AWS launched a new Context Service and significantly expanded its AgentCore platform at its annual summit in New York, marking a major step in building enterprise-grade infrastructure for agentic AI systems. The announcements aim to give AI agents governed, secure access to organizational data while providing managed tools for production deployment.
The centerpiece of the launch is AWS Context, a service coming soon that automatically constructs a knowledge graph from an organization’s existing data lakes, warehouses, databases, and streams. This unified graph allows AI agents to query relationships across enterprise information at runtime. The technology extends knowledge graph capabilities already used inside Amazon Quick, which handles millions of daily requests from hundreds of thousands of users. Every query through AWS Context inherits the calling user’s IAM and Lake Formation permissions, ensuring agents access only authorized data. The service publishes metadata in Apache Iceberg format to Amazon S3, enabling customers to query the context layer with Amazon Athena or Amazon Redshift.
Alongside Context, AWS announced that Amazon Bedrock Managed Knowledge Base is now generally available. This fully managed retrieval-augmented generation service automates the end-to-end RAG pipeline with native data connectors and smart parsing. Web Search on AgentCore also reached general availability, grounding agent responses in current web information from an index of tens of billions of documents built by Amazon. Queries are processed entirely within AWS without sending data to external search engines.

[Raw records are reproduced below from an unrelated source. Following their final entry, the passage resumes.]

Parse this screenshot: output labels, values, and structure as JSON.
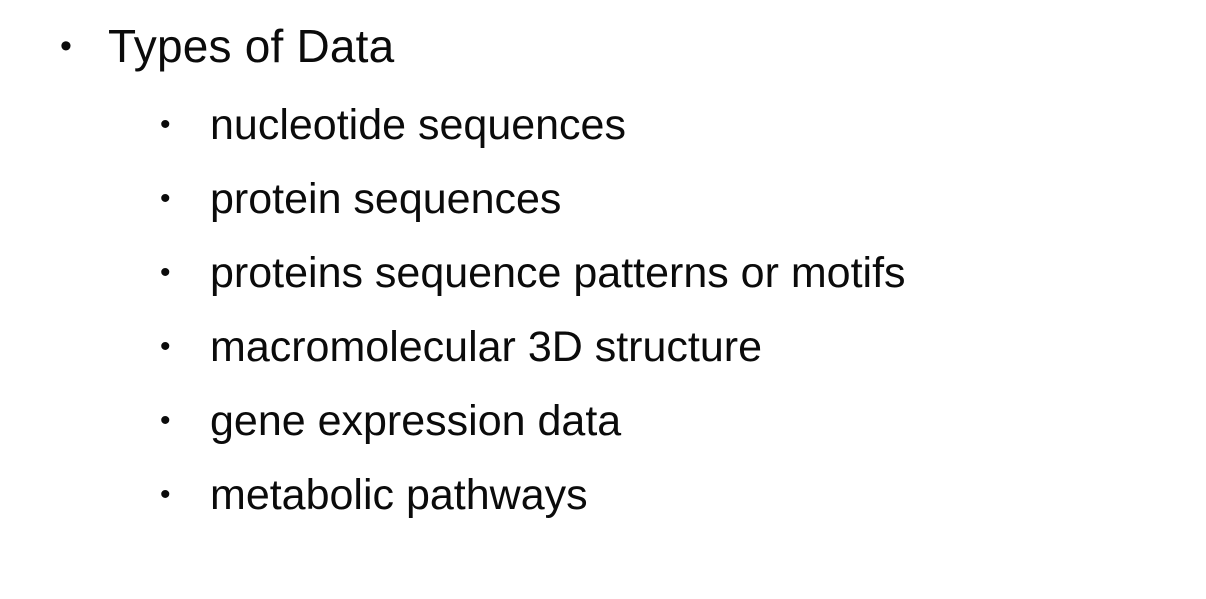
{
  "slide": {
    "heading": "Types of Data",
    "bullet_glyph": "•",
    "items": [
      "nucleotide sequences",
      "protein sequences",
      "proteins sequence patterns or motifs",
      "macromolecular 3D structure",
      "gene expression data",
      "metabolic pathways"
    ]
  }
}
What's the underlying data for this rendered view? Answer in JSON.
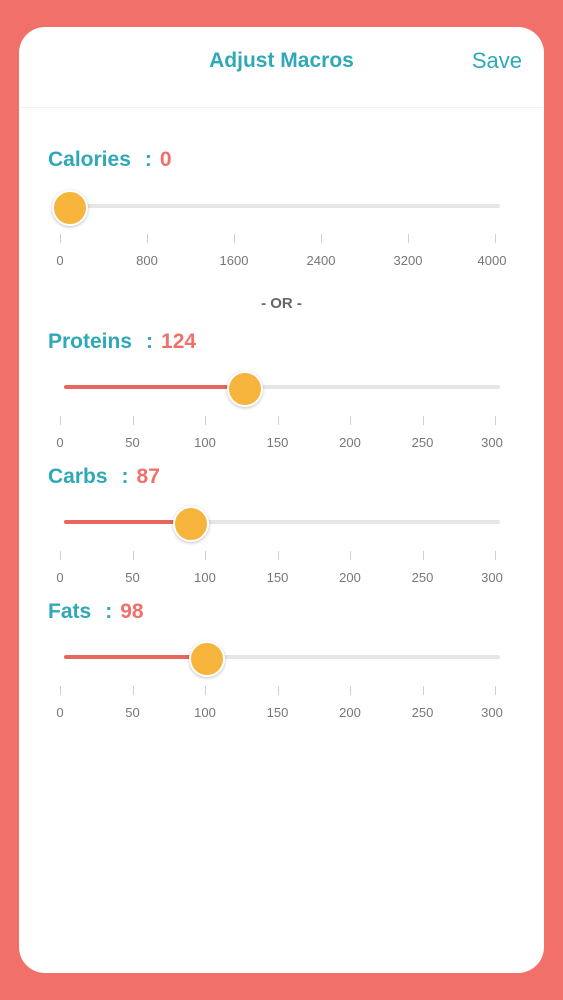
{
  "header": {
    "title": "Adjust Macros",
    "save_label": "Save"
  },
  "divider_text": "- OR -",
  "calories": {
    "label": "Calories",
    "colon": ":",
    "value": "0",
    "slider": {
      "min": 0,
      "max": 4000,
      "value": 0
    },
    "ticks": [
      "0",
      "800",
      "1600",
      "2400",
      "3200",
      "4000"
    ]
  },
  "proteins": {
    "label": "Proteins",
    "colon": ":",
    "value": "124",
    "slider": {
      "min": 0,
      "max": 300,
      "value": 124
    },
    "ticks": [
      "0",
      "50",
      "100",
      "150",
      "200",
      "250",
      "300"
    ]
  },
  "carbs": {
    "label": "Carbs",
    "colon": ":",
    "value": "87",
    "slider": {
      "min": 0,
      "max": 300,
      "value": 87
    },
    "ticks": [
      "0",
      "50",
      "100",
      "150",
      "200",
      "250",
      "300"
    ]
  },
  "fats": {
    "label": "Fats",
    "colon": ":",
    "value": "98",
    "slider": {
      "min": 0,
      "max": 300,
      "value": 98
    },
    "ticks": [
      "0",
      "50",
      "100",
      "150",
      "200",
      "250",
      "300"
    ]
  },
  "colors": {
    "accent": "#2FA9B8",
    "value": "#F2706A",
    "thumb": "#F6B43C",
    "fill": "#E8665E",
    "background": "#F2706A"
  }
}
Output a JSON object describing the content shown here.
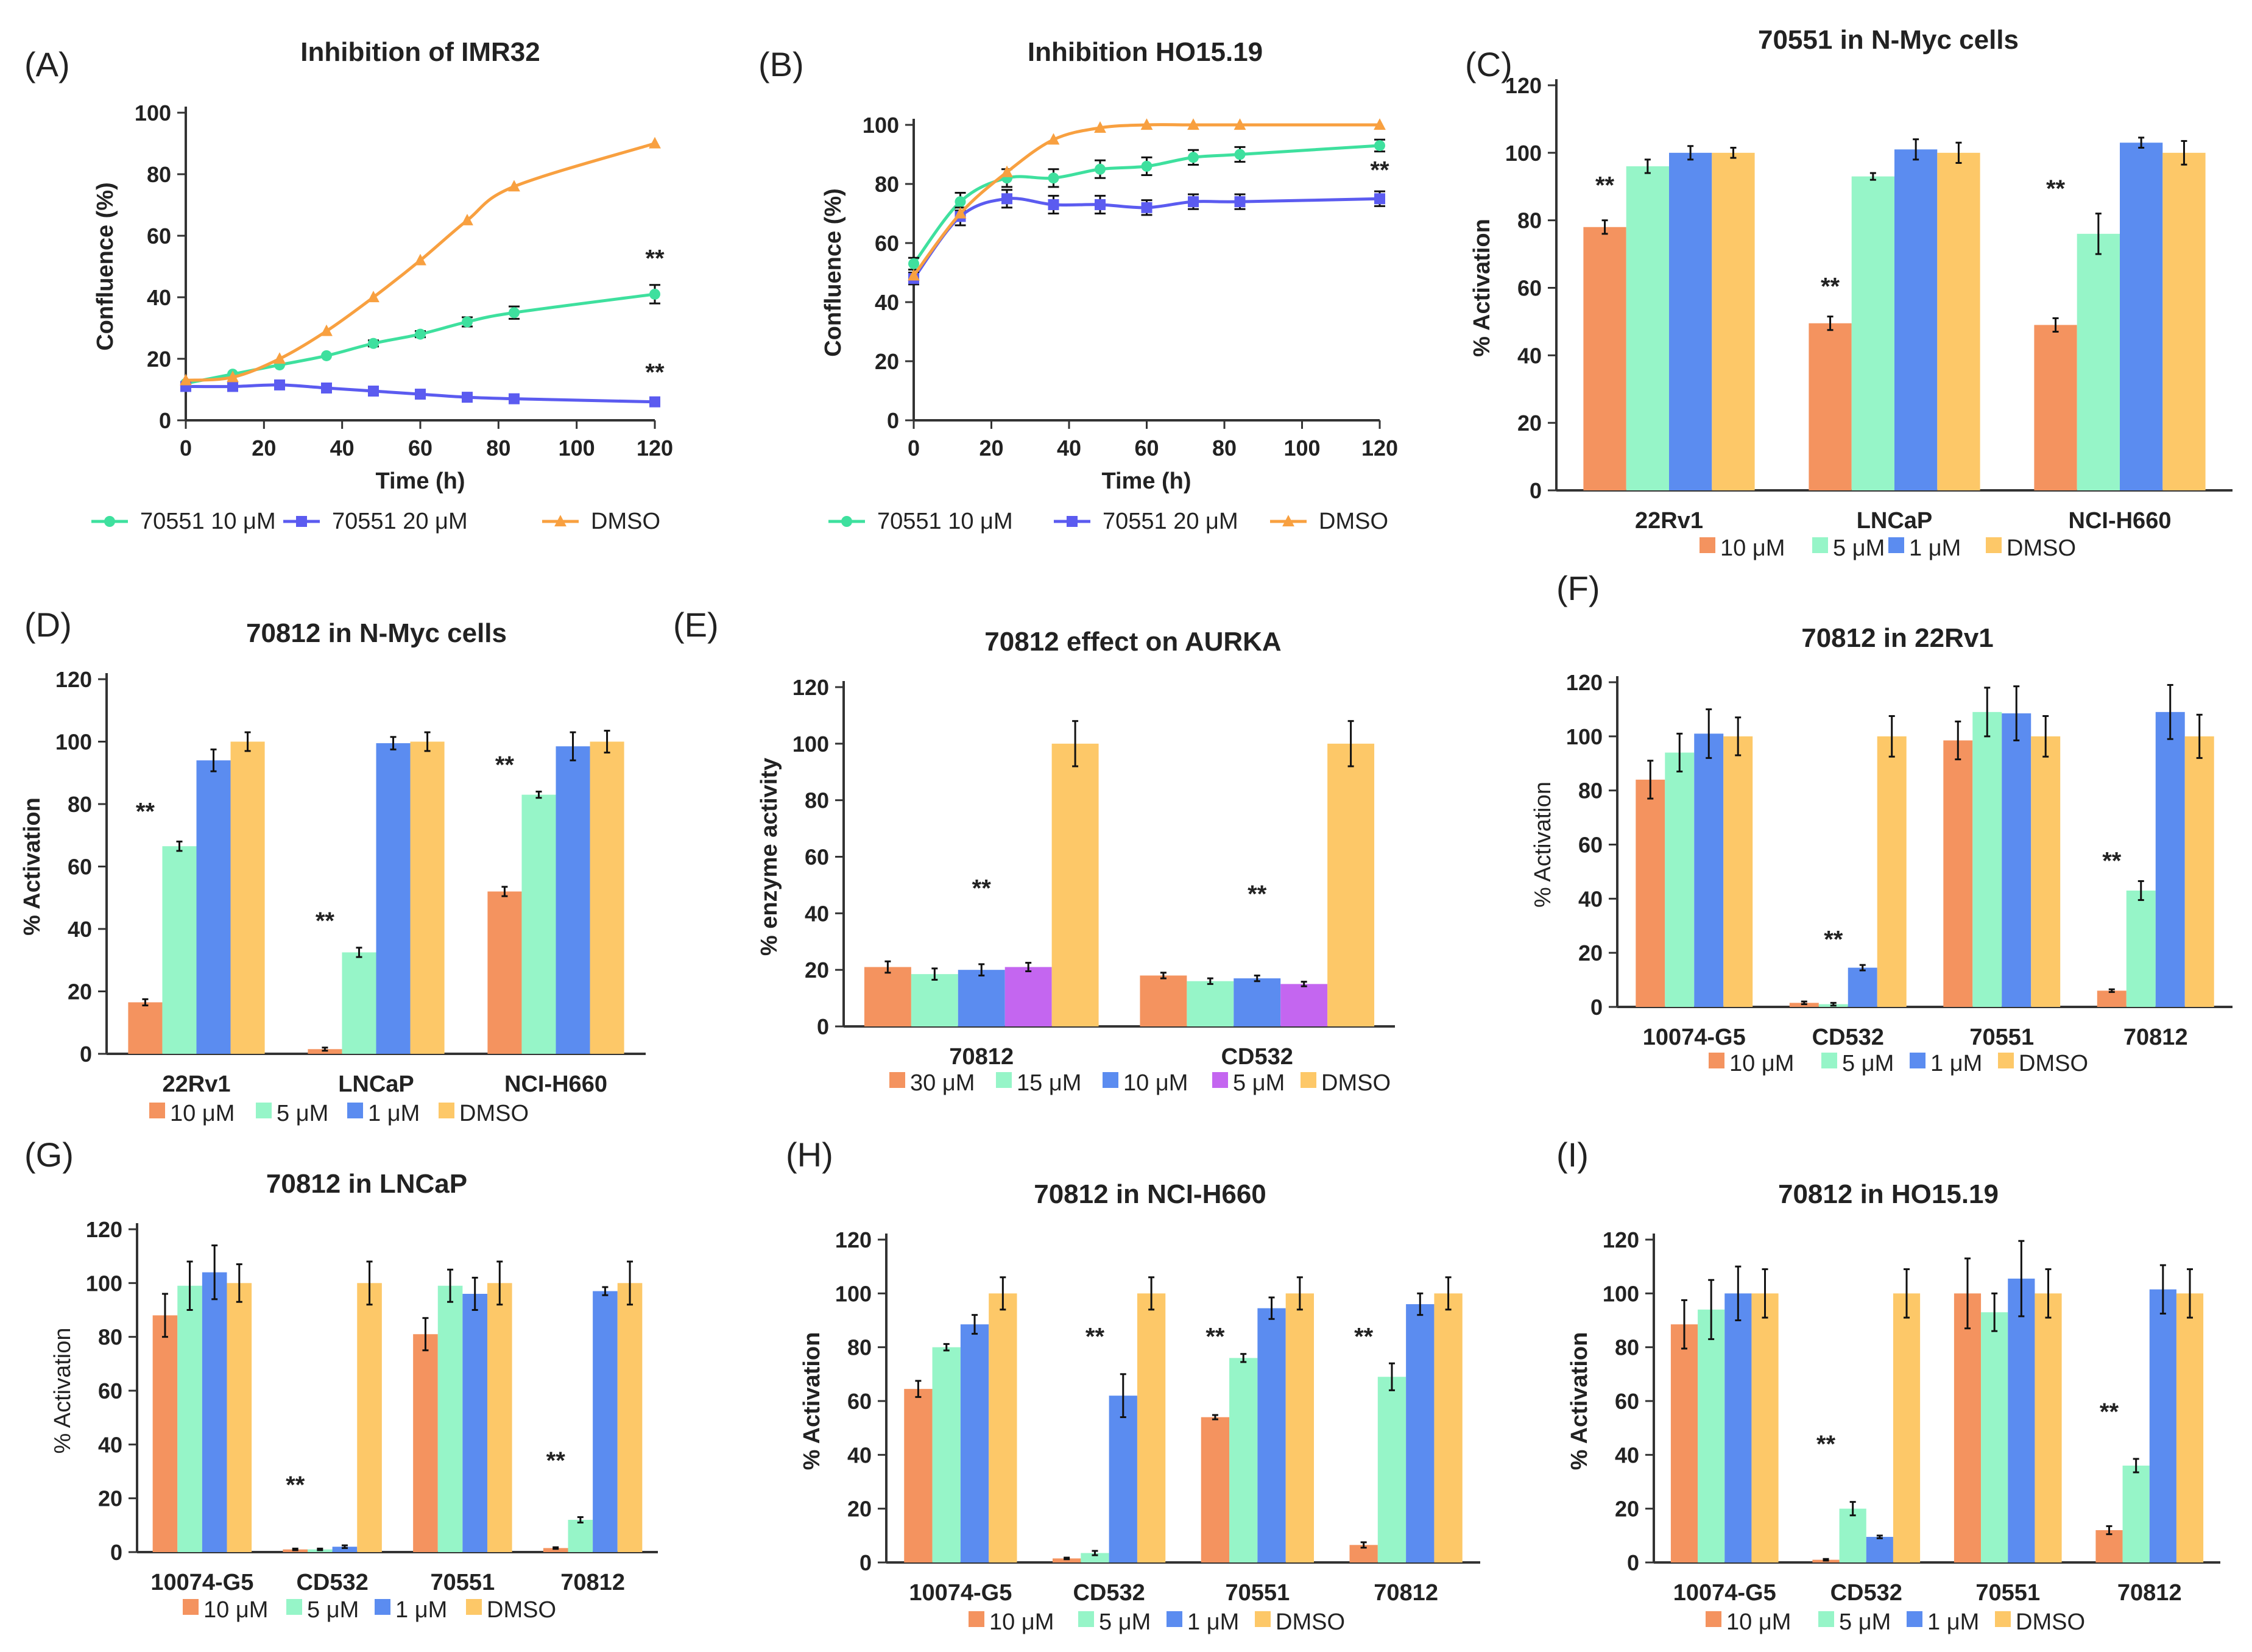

AgentCore’s optimization capabilities expanded with generally available batch evaluations, recommendations, and A/B tests. Failure, intent, and trajectory insights entered preview. On the security front, SentinelOne announced an integration delivering runtime guardrails for AI agents through the AgentCore policy engine. Rubrik disclosed a similar integration for monitoring, governance, and remediation across multi-cloud environments.
The summit also featured general availability for Amazon S3 Annotations, letting customers attach up to one gigabyte of queryable business context directly to S3 objects. A preview of business context and semantic search for AWS Glue Data Catalog was announced. These releases collectively represent AWS’s push to create what the company calls “the data lake for AI agents” a governed infrastructure layer where enterprise context is accessible to automated systems at scale.